Hans-Christian Bartel konnte Geschichten erzählen: von Konzerten, die er erlebte und die ihn berührten und inspirierten, von Kollegen, Schülern, Zeitgenossen, von Werken der Kunst, Dichtung und Musik, die ihn eine Zeit oder das Leben lang begleiteten. All das berichtete der einstige Solobratscher des Gewandhausorchesters eindrücklich im persönlichen Gespräch, nicht selten aber auch in seinen Kompositionen: Da geht es um Freude und Optimismus, um Aufmüpfigkeit und Distanz, um Konfrontation und Verlust – manchmal im Kleinen und mit scheinbar kindlichem Sinn, bisweilen aber auch untrennbar verbunden mit der politischen Geschichte des 20. Jahrhunderts. Am 27. Dezember 2014 ist Hans-Christian Bartel 82-jährig in Leipzig gestorben.
Zur Welt kam er im thüringischen Altenburg; hier erlebte er den Nationalsozialismus und den Zweiten Weltkrieg sowie die Nachkriegs- und frühe DDR-Zeit, bevor er 1951 nach Leipzig umzog. Bis 1956 studierte Bartel an der hiesigen Musikhochschule Violine (ab 1954 auch Viola) bei Gerhard Bosse und ab 1952 Komposition bei Ottmar Gerster. Neue Musik lernte Bartel bei dem Musikhistoriker Hermann Meyer und bei seinem Klavierlehrer Manfred Reinelt kennen.
Die Umsetzung seiner neuen Erkenntnisse findet sich 1955 im Oboenquartett, seinem ersten zwölftönigen Stück. Ein Jahr später wurde Bartel Dozent für theoretische Fächer am Zwickauer Robert-Schumann-Konservatorium; hier brachte er den Studenten Werke von Webern und Strawinsky näher - was in parteioffiziellen Augen der „Jugendverhetzung“ gleichkam. Ein Glücksfall war in dieser Zeit die Position als Bratscher im Gewandhausorchester zum 1. März 1958; im Jahr darauf wurde Bartel Solobratscher und blieb es bis 1996. In den 1960er-Jahren entstanden jene beiden Orchesterwerke Bartels, die sicher dauerhaft bekannt bleiben werden.

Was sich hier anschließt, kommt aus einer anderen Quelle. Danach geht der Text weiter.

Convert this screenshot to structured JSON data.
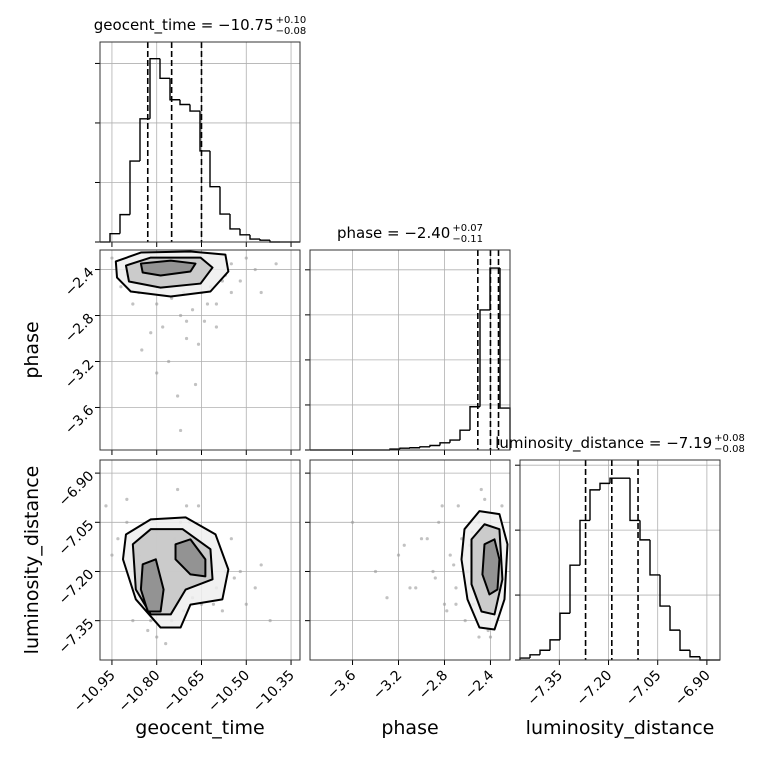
{
  "chart_data": [
    {
      "type": "histogram",
      "title": "geocent_time = −10.75",
      "title_upper": "+0.10",
      "title_lower": "−0.08",
      "color": "#000000",
      "grid": true,
      "bins": [
        -10.99,
        -10.9565,
        -10.923,
        -10.8895,
        -10.856,
        -10.8225,
        -10.789,
        -10.7555,
        -10.722,
        -10.6885,
        -10.655,
        -10.6215,
        -10.588,
        -10.5545,
        -10.521,
        -10.4875,
        -10.454,
        -10.4205,
        -10.387,
        -10.3535,
        -10.32
      ],
      "counts": [
        0,
        0.14,
        0.46,
        1.36,
        2.07,
        3.08,
        2.75,
        2.39,
        2.31,
        2.2,
        1.53,
        0.93,
        0.47,
        0.22,
        0.12,
        0.05,
        0.03,
        0,
        0,
        0
      ],
      "quantiles": [
        -10.83,
        -10.75,
        -10.65
      ],
      "xlim": [
        -10.99,
        -10.32
      ],
      "xticks": [
        -10.95,
        -10.8,
        -10.65,
        -10.5,
        -10.35
      ],
      "ylim": [
        0,
        3.36
      ],
      "yticks": [
        0,
        1,
        2,
        3
      ]
    },
    {
      "type": "scatter",
      "ylabel": "phase",
      "grid": true,
      "color": "#999999",
      "x": [
        -10.95,
        -10.9,
        -10.86,
        -10.83,
        -10.8,
        -10.78,
        -10.75,
        -10.72,
        -10.7,
        -10.68,
        -10.65,
        -10.62,
        -10.6,
        -10.57,
        -10.55,
        -10.52,
        -10.5,
        -10.47,
        -10.45,
        -10.4,
        -10.85,
        -10.8,
        -10.76,
        -10.73,
        -10.7,
        -10.66,
        -10.63,
        -10.78,
        -10.72,
        -10.69,
        -10.88,
        -10.82,
        -10.74,
        -10.6,
        -10.55,
        -10.67,
        -10.71,
        -10.64,
        -10.58,
        -10.92
      ],
      "y": [
        -2.3,
        -2.45,
        -2.6,
        -2.5,
        -2.7,
        -2.9,
        -2.65,
        -2.8,
        -3.0,
        -2.75,
        -2.6,
        -2.55,
        -2.9,
        -2.45,
        -2.35,
        -2.5,
        -2.3,
        -2.4,
        -2.6,
        -2.35,
        -3.1,
        -3.3,
        -3.2,
        -3.5,
        -2.85,
        -3.05,
        -2.7,
        -2.55,
        -3.8,
        -2.5,
        -2.7,
        -2.95,
        -2.4,
        -2.7,
        -2.6,
        -3.4,
        -2.6,
        -2.85,
        -2.5,
        -2.55
      ],
      "contours": [
        {
          "x": [
            -10.937,
            -10.853,
            -10.687,
            -10.57,
            -10.56,
            -10.62,
            -10.753,
            -10.887,
            -10.933
          ],
          "y": [
            -2.33,
            -2.252,
            -2.243,
            -2.27,
            -2.417,
            -2.591,
            -2.635,
            -2.591,
            -2.47
          ]
        },
        {
          "x": [
            -10.903,
            -10.82,
            -10.653,
            -10.613,
            -10.653,
            -10.787,
            -10.893
          ],
          "y": [
            -2.365,
            -2.296,
            -2.296,
            -2.383,
            -2.522,
            -2.557,
            -2.504
          ]
        },
        {
          "x": [
            -10.853,
            -10.753,
            -10.67,
            -10.687,
            -10.787,
            -10.847
          ],
          "y": [
            -2.348,
            -2.322,
            -2.348,
            -2.417,
            -2.452,
            -2.426
          ]
        }
      ],
      "xlim": [
        -10.99,
        -10.32
      ],
      "xticks": [
        -10.95,
        -10.8,
        -10.65,
        -10.5,
        -10.35
      ],
      "ylim": [
        -3.97,
        -2.23
      ],
      "yticks": [
        {
          "value": -2.4,
          "label": "−2.4"
        },
        {
          "value": -2.8,
          "label": "−2.8"
        },
        {
          "value": -3.2,
          "label": "−3.2"
        },
        {
          "value": -3.6,
          "label": "−3.6"
        }
      ]
    },
    {
      "type": "histogram",
      "title": "phase = −2.40",
      "title_upper": "+0.07",
      "title_lower": "−0.11",
      "color": "#000000",
      "grid": true,
      "bins": [
        -3.97,
        -3.883,
        -3.796,
        -3.709,
        -3.622,
        -3.535,
        -3.448,
        -3.361,
        -3.274,
        -3.187,
        -3.1,
        -3.013,
        -2.926,
        -2.839,
        -2.752,
        -2.665,
        -2.578,
        -2.491,
        -2.404,
        -2.317,
        -2.23
      ],
      "counts": [
        0,
        0,
        0,
        0,
        0,
        0,
        0,
        0,
        0.02,
        0.04,
        0.05,
        0.07,
        0.1,
        0.16,
        0.22,
        0.44,
        0.96,
        3.11,
        4.04,
        0.93
      ],
      "quantiles": [
        -2.51,
        -2.4,
        -2.33
      ],
      "xlim": [
        -3.97,
        -2.23
      ],
      "xticks": [
        -3.6,
        -3.2,
        -2.8,
        -2.4
      ],
      "ylim": [
        0,
        4.44
      ],
      "yticks": [
        0,
        1,
        2,
        3,
        4
      ]
    },
    {
      "type": "scatter",
      "xlabel": "geocent_time",
      "ylabel": "luminosity_distance",
      "grid": true,
      "color": "#999999",
      "x": [
        -10.97,
        -10.93,
        -10.9,
        -10.88,
        -10.85,
        -10.82,
        -10.8,
        -10.78,
        -10.75,
        -10.72,
        -10.7,
        -10.68,
        -10.65,
        -10.62,
        -10.6,
        -10.57,
        -10.55,
        -10.5,
        -10.47,
        -10.42,
        -10.9,
        -10.86,
        -10.83,
        -10.77,
        -10.74,
        -10.71,
        -10.66,
        -10.63,
        -10.58,
        -10.52,
        -10.95,
        -10.8,
        -10.76,
        -10.69,
        -10.61,
        -10.54,
        -10.45,
        -10.88,
        -10.73,
        -10.64
      ],
      "y": [
        -7.0,
        -7.1,
        -7.05,
        -7.25,
        -7.3,
        -7.35,
        -7.4,
        -7.2,
        -7.35,
        -7.05,
        -7.0,
        -7.28,
        -7.3,
        -7.15,
        -7.25,
        -7.2,
        -7.1,
        -7.3,
        -7.25,
        -7.35,
        -6.98,
        -7.15,
        -7.38,
        -7.42,
        -7.1,
        -7.32,
        -7.0,
        -7.2,
        -7.32,
        -7.2,
        -7.15,
        -7.08,
        -7.25,
        -7.05,
        -7.3,
        -7.22,
        -7.18,
        -7.35,
        -6.95,
        -7.12
      ],
      "contours": [
        {
          "x": [
            -10.903,
            -10.82,
            -10.703,
            -10.603,
            -10.56,
            -10.58,
            -10.687,
            -10.72,
            -10.787,
            -10.87,
            -10.913
          ],
          "y": [
            -7.087,
            -7.041,
            -7.035,
            -7.087,
            -7.194,
            -7.285,
            -7.301,
            -7.371,
            -7.371,
            -7.285,
            -7.163
          ]
        },
        {
          "x": [
            -10.88,
            -10.82,
            -10.713,
            -10.62,
            -10.613,
            -10.703,
            -10.753,
            -10.82,
            -10.87
          ],
          "y": [
            -7.117,
            -7.071,
            -7.071,
            -7.132,
            -7.224,
            -7.255,
            -7.331,
            -7.331,
            -7.255
          ]
        },
        {
          "x": [
            -10.847,
            -10.803,
            -10.777,
            -10.787,
            -10.83,
            -10.853
          ],
          "y": [
            -7.178,
            -7.163,
            -7.255,
            -7.322,
            -7.322,
            -7.255
          ]
        },
        {
          "x": [
            -10.737,
            -10.687,
            -10.637,
            -10.637,
            -10.687,
            -10.737
          ],
          "y": [
            -7.117,
            -7.102,
            -7.163,
            -7.215,
            -7.209,
            -7.163
          ]
        }
      ],
      "xlim": [
        -10.99,
        -10.32
      ],
      "xticks": [
        {
          "value": -10.95,
          "label": "−10.95"
        },
        {
          "value": -10.8,
          "label": "−10.80"
        },
        {
          "value": -10.65,
          "label": "−10.65"
        },
        {
          "value": -10.5,
          "label": "−10.50"
        },
        {
          "value": -10.35,
          "label": "−10.35"
        }
      ],
      "ylim": [
        -7.47,
        -6.86
      ],
      "yticks": [
        {
          "value": -6.9,
          "label": "−6.90"
        },
        {
          "value": -7.05,
          "label": "−7.05"
        },
        {
          "value": -7.2,
          "label": "−7.20"
        },
        {
          "value": -7.35,
          "label": "−7.35"
        }
      ]
    },
    {
      "type": "scatter",
      "xlabel": "phase",
      "grid": true,
      "color": "#999999",
      "x": [
        -2.3,
        -2.35,
        -2.4,
        -2.45,
        -2.5,
        -2.55,
        -2.6,
        -2.65,
        -2.7,
        -2.75,
        -2.8,
        -2.85,
        -2.9,
        -3.0,
        -3.1,
        -3.2,
        -3.4,
        -3.6,
        -2.42,
        -2.48,
        -2.52,
        -2.58,
        -2.62,
        -2.68,
        -2.72,
        -2.78,
        -2.95,
        -3.05,
        -2.38,
        -2.44,
        -2.5,
        -2.56,
        -2.64,
        -2.7,
        -2.82,
        -2.88,
        -3.15,
        -3.3,
        -2.33,
        -2.46
      ],
      "y": [
        -7.0,
        -7.35,
        -7.4,
        -6.98,
        -7.05,
        -7.3,
        -7.2,
        -7.1,
        -7.25,
        -7.15,
        -7.3,
        -7.05,
        -7.2,
        -7.1,
        -7.25,
        -7.15,
        -7.2,
        -7.05,
        -7.38,
        -6.95,
        -7.28,
        -7.12,
        -7.35,
        -7.0,
        -7.18,
        -7.32,
        -7.1,
        -7.25,
        -7.2,
        -7.22,
        -7.4,
        -7.08,
        -7.15,
        -7.3,
        -7.0,
        -7.22,
        -7.12,
        -7.28,
        -7.1,
        -7.15
      ],
      "contours": [
        {
          "x": [
            -2.626,
            -2.496,
            -2.322,
            -2.252,
            -2.278,
            -2.365,
            -2.496,
            -2.6,
            -2.652
          ],
          "y": [
            -7.071,
            -7.016,
            -7.025,
            -7.117,
            -7.285,
            -7.377,
            -7.371,
            -7.285,
            -7.163
          ]
        },
        {
          "x": [
            -2.565,
            -2.452,
            -2.322,
            -2.296,
            -2.365,
            -2.478,
            -2.565
          ],
          "y": [
            -7.102,
            -7.056,
            -7.071,
            -7.224,
            -7.331,
            -7.322,
            -7.239
          ]
        },
        {
          "x": [
            -2.452,
            -2.365,
            -2.322,
            -2.339,
            -2.409,
            -2.47
          ],
          "y": [
            -7.117,
            -7.102,
            -7.163,
            -7.255,
            -7.27,
            -7.209
          ]
        }
      ],
      "xlim": [
        -3.97,
        -2.23
      ],
      "xticks": [
        {
          "value": -3.6,
          "label": "−3.6"
        },
        {
          "value": -3.2,
          "label": "−3.2"
        },
        {
          "value": -2.8,
          "label": "−2.8"
        },
        {
          "value": -2.4,
          "label": "−2.4"
        }
      ],
      "ylim": [
        -7.47,
        -6.86
      ],
      "yticks": [
        -6.9,
        -7.05,
        -7.2,
        -7.35
      ]
    },
    {
      "type": "histogram",
      "xlabel": "luminosity_distance",
      "title": "luminosity_distance = −7.19",
      "title_upper": "+0.08",
      "title_lower": "−0.08",
      "color": "#000000",
      "grid": true,
      "bins": [
        -7.47,
        -7.4395,
        -7.409,
        -7.3785,
        -7.348,
        -7.3175,
        -7.287,
        -7.2565,
        -7.226,
        -7.1955,
        -7.165,
        -7.1345,
        -7.104,
        -7.0735,
        -7.043,
        -7.0125,
        -6.982,
        -6.9515,
        -6.921,
        -6.8905,
        -6.86
      ],
      "counts": [
        0.03,
        0.08,
        0.15,
        0.31,
        0.72,
        1.46,
        2.15,
        2.62,
        2.72,
        2.8,
        2.8,
        2.15,
        1.85,
        1.31,
        0.83,
        0.46,
        0.15,
        0.05,
        0,
        0
      ],
      "quantiles": [
        -7.27,
        -7.19,
        -7.11
      ],
      "xlim": [
        -7.47,
        -6.86
      ],
      "xticks": [
        {
          "value": -7.35,
          "label": "−7.35"
        },
        {
          "value": -7.2,
          "label": "−7.20"
        },
        {
          "value": -7.05,
          "label": "−7.05"
        },
        {
          "value": -6.9,
          "label": "−6.90"
        }
      ],
      "ylim": [
        0,
        3.08
      ],
      "yticks": [
        0,
        1,
        2,
        3
      ]
    }
  ]
}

Zum einen das spannungsreiche und vielseitige „Konzert für kleines Orchester und Solobratsche“, das Václav Neumann mit dem Gewandhausorchester 1963 aus der Taufe hob; Solist war Hans-Christian Bartel selbst. Zum anderen das „Konzert für Orchester“, uraufgeführt 1967 wiederum unter Leitung von Václav Neumann. Dieses einsätzige Werk basiert als letztes Zwölftonstück Bartels auf derselben Reihe wie jenes im Studium komponierte „Oboenquartett“ sowie auf (fast) demselben Hauptthema. Musikalisch zwingend baut Bartel hier gleichsam ein persönliches Desaster, eine Art Leidensgeschichte, in der es um die Position des Einzelnen in einer doktrinären Gesellschaft geht. „Oboenquartett“ und „Konzert für Orchester“ umschließen so eine Phase in Bartels kompositorischer Entwicklung, die musikalisch in Niedergeschlagenheit endete.
Danach wirkte Bartel rund 20 Jahre lang ausschließlich als Interpret, eine zeitlang auch in der legendären „Gruppe Neue Musik ,Hanns Eisler‘“. In der „Szene“ neuer Musik war Bartel nie heimisch. Was immer gerade Mode war – er betrachtete es mit „Argwohn“ und schrieb auch selbst seit den späten 80er- und 90er-Jahren weit gelassener: In den jüngeren Instrumentalwerken gibt es keine Tutti-Solo-Konflikte mehr; das harmonische Miteinander wird nur noch episodenhaft angespannter. Auch im Ruhestand entstanden weiterhin nur wenige Stücke, allesamt sorgsam konzipiert und meist für lange auserwählte Interpreten erdacht. So schrieb Bartel mit „Laudato si, mi Signore“ ein Werk für den Thomanerchor und für Thomas Zehetmair ein Violinkonzert, das 2008 im Gewandhaus uraufgeführt wurde.
Hier wurde 2013 auch sein letztes Werk aus der Taufe gehoben: die Vokalsinfonie „Lieder vom Menschen“. Noch einmal erzählt Bartel in dem gut einstündigen Werk, was ihm wichtig ist. Und beendet sein „Doppelleben“ (Bartel) als Komponist und Interpret in einer üppigen und positiven Überhöhung.